On the criminal justice policy front: recently, progressive prosecutors seeking to combat mass incarceration and transform the criminal justice system have won elections in San Francisco, Dallas, Philadelphia, Boston, Northern Virginia, and around the country. A new piece from the Washington Post explores the opposition these prosecutors are facing from judges, police unions, and lawmakers who seek to thwart systemic change and preserve the status quo.

In muckraker/watchdog reporting: the case of Rodney Reed, who is scheduled to be executed in Texas on November 20, has received widespread attention and news coverage in recent weeks. Celebrities from Kim Kardashian to Oprah to Dr. Phil have spoken out in support of Reed’s claims of innocence, and numerous law enforcement officers and politicians have called for the execution to be halted. A new piece from The Intercept outlines the details of the case, from the doubts around Reed’s initial conviction to the flood of new evidence pointing to his innocence.
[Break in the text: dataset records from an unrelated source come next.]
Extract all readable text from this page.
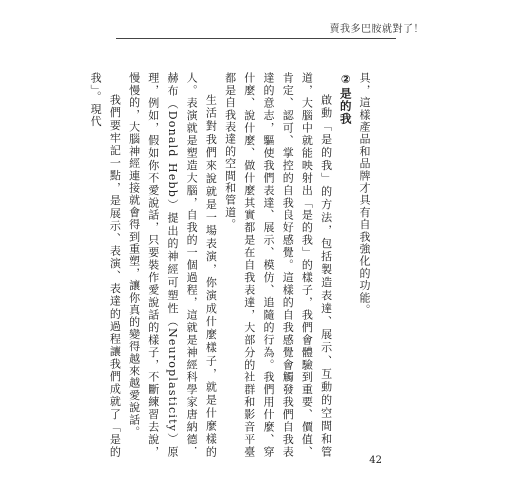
賣我多巴胺就對了！

具，這樣產品和品牌才具有自我強化的功能。

②是的我

啟動「是的我」的方法，包括製造表達、展示、互動的空間和管道，大腦中就能映射出「是的我」的樣子，我們會體驗到重要、價值、肯定、認可、掌控的自我良好感覺。這樣的自我感覺會觸發我們自我表達的意志，驅使我們表達、展示、模仿、追隨的行為。我們用什麼、穿什麼、說什麼、做什麼其實都是在自我表達，大部分的社群和影音平臺都是自我表達的空間和管道。

生活對我們來說就是一場表演，你演成什麼樣子，就是什麼樣的人。表演就是塑造大腦，自我的一個過程，這就是神經科學家唐納德．赫布（Donald Hebb）提出的神經可塑性（Neuroplasticity）原理，例如，假如你不愛說話，只要裝作愛說話的樣子，不斷練習去說，慢慢的，大腦神經連接就會得到重塑，讓你真的變得越來越愛說話。

我們要牢記一點，是展示、表演、表達的過程讓我們成就了「是的我」。現代

42
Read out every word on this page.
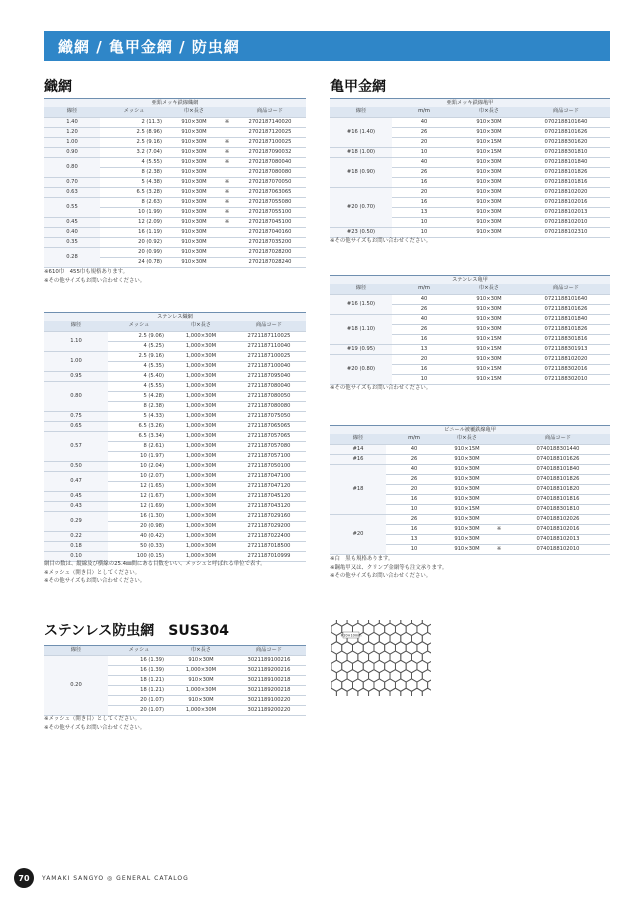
織網 / 亀甲金網 / 防虫網
織網
亜鉛メッキ鉄線織網
線径	メッシュ	巾×長さ		商品コード
1.40	2 (11.3)	910×30M	※	2702187140020
1.20	2.5 (8.96)	910×30M		2702187120025
1.00	2.5 (9.16)	910×30M	※	2702187100025
0.90	3.2 (7.04)	910×30M	※	2702187090032
0.80	4 (5.55)	910×30M	※	2702187080040
	8 (2.38)	910×30M		2702187080080
0.70	5 (4.38)	910×30M	※	2702187070050
0.63	6.5 (3.28)	910×30M	※	2702187063065
0.55	8 (2.63)	910×30M	※	2702187055080
	10 (1.99)	910×30M	※	2702187055100
0.45	12 (2.09)	910×30M	※	2702187045100
0.40	16 (1.19)	910×30M		2702187040160
0.35	20 (0.92)	910×30M		2702187035200
0.28	20 (0.99)	910×30M		2702187028200
	24 (0.78)	910×30M		2702187028240
※610巾　455巾も規格あります。
※その他サイズもお問い合わせください。
ステンレス織網
線径	メッシュ	巾×長さ	商品コード
1.10	2.5 (9.06)	1,000×30M	2721187110025
	4 (5.25)	1,000×30M	2721187110040
1.00	2.5 (9.16)	1,000×30M	2721187100025
	4 (5.35)	1,000×30M	2721187100040
0.95	4 (5.40)	1,000×30M	2721187095040
0.80	4 (5.55)	1,000×30M	2721187080040
	5 (4.28)	1,000×30M	2721187080050
	8 (2.38)	1,000×30M	2721187080080
0.75	5 (4.33)	1,000×30M	2721187075050
0.65	6.5 (3.26)	1,000×30M	2721187065065
0.57	6.5 (3.34)	1,000×30M	2721187057065
	8 (2.61)	1,000×30M	2721187057080
	10 (1.97)	1,000×30M	2721187057100
0.50	10 (2.04)	1,000×30M	2721187050100
0.47	10 (2.07)	1,000×30M	2721187047100
	12 (1.65)	1,000×30M	2721187047120
0.45	12 (1.67)	1,000×30M	2721187045120
0.43	12 (1.69)	1,000×30M	2721187043120
0.29	16 (1.30)	1,000×30M	2721187029160
	20 (0.98)	1,000×30M	2721187029200
0.22	40 (0.42)	1,000×30M	2721187022400
0.18	50 (0.33)	1,000×30M	2721187018500
0.10	100 (0.15)	1,000×30M	2721187010999
網目の数は、縦線及び横線の25.4㎜間にある目数をいい、メッシュと呼ばれる単位で表す。
※メッシュ（開き目）としてください。
※その他サイズもお問い合わせください。
ステンレス防虫網　SUS304
線径	メッシュ	巾×長さ	商品コード
0.20	16 (1.39)	910×30M	3021189100216
	16 (1.39)	1,000×30M	3021189200216
	18 (1.21)	910×30M	3021189100218
	18 (1.21)	1,000×30M	3021189200218
	20 (1.07)	910×30M	3021189100220
	20 (1.07)	1,000×30M	3021189200220
※メッシュ（開き目）としてください。
※その他サイズもお問い合わせください。
亀甲金網
亜鉛メッキ鉄線亀甲
線径	m/m	巾×長さ	商品コード
#16 (1.40)	40	910×30M	0702188101640
	26	910×30M	0702188101626
	20	910×15M	0702188301620
#18 (1.00)	10	910×15M	0702188301810
#18 (0.90)	40	910×30M	0702188101840
	26	910×30M	0702188101826
	16	910×30M	0702188101816
#20 (0.70)	20	910×30M	0702188102020
	16	910×30M	0702188102016
	13	910×30M	0702188102013
	10	910×30M	0702188102010
#23 (0.50)	10	910×30M	0702188102310
※その他サイズもお問い合わせください。
ステンレス亀甲
線径	m/m	巾×長さ	商品コード
#16 (1.50)	40	910×30M	0721188101640
	26	910×30M	0721188101626
#18 (1.10)	40	910×30M	0721188101840
	26	910×30M	0721188101826
	16	910×15M	0721188301816
#19 (0.95)	13	910×15M	0721188301913
#20 (0.80)	20	910×30M	0721188102020
	16	910×15M	0721188302016
	10	910×15M	0721188302010
※その他サイズもお問い合わせください。
ビニール被覆鉄線亀甲
線径	m/m	巾×長さ		商品コード
#14	40	910×15M		0740188301440
#16	26	910×30M		0740188101626
#18	40	910×30M		0740188101840
	26	910×30M		0740188101826
	20	910×30M		0740188101820
	16	910×30M		0740188101816
	10	910×15M		0740188301810
#20	26	910×30M		0740188102026
	16	910×30M	※	0740188102016
	13	910×30M		0740188102013
	10	910×30M	※	0740188102010
※白　黒も規格あります。
※鋼亀甲又は、クリンプ金網等も注文承ります。
※その他サイズもお問い合わせください。
#20×10mm
70	YAMAKI SANGYO ◎ GENERAL CATALOG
And a piece from The Marshall Project explains why “legal standards designed to promote finality at the expense of accuracy in capital cases” make it so difficult for death row prisoners to present new evidence of innocence. And a six-month investigation by a coalition of news organizations, coordinated by the Bay Area News Group and the Investigative Reporting Program at UC Berkeley, found that more than 80 law enforcement officers currently working in California are convicted criminals. After DUI and other serious driving offenses, domestic violence was the most common charge. But due to some of the weakest laws in the country punishing police misconduct, and some of the strictest secrecy laws, it is impossible to know exactly how many of California’s 79,000 sworn officers may have criminal convictions, or what exactly they may have done.

In complex crime storytelling: fifty years ago, before the term “serial killer” had come into use, a string of murders terrorized people in Michigan, made headlines across the country, and set off a frantic investigation by a half-dozen law enforcement agencies. John Norman Collins, an unlikely suspect, was eventually tried and convicted of one of the murders, but doubts continued to swirl around the case. A new in-depth investigation by the Detroit Free Press, based on hundreds of historical newspaper articles and police photographs as well as never-before-published letters and interviews, reexamines the cases in light of new details and evidence that may implicate other potential suspects. And a piece from Slate looks back at the case of Ronald Ray Howard, a Texas man who shot and killed a highway patrolman in 1992. At Howard’s sentencing, his defense attorney argued that rap music – Tupac in particular – had gotten into his client’s head and made him snap.

And in culture/true crime: Elle Magazine profiles Laura Beil, the veteran medical reporter-turned-true crime podcaster behind Wondery’s wildly popular Dr. Death.

And a new piece from The AV Club discusses the enduring legacy of Serial, the true-crime podcast that launched both podcasting and true crime into the popular culture.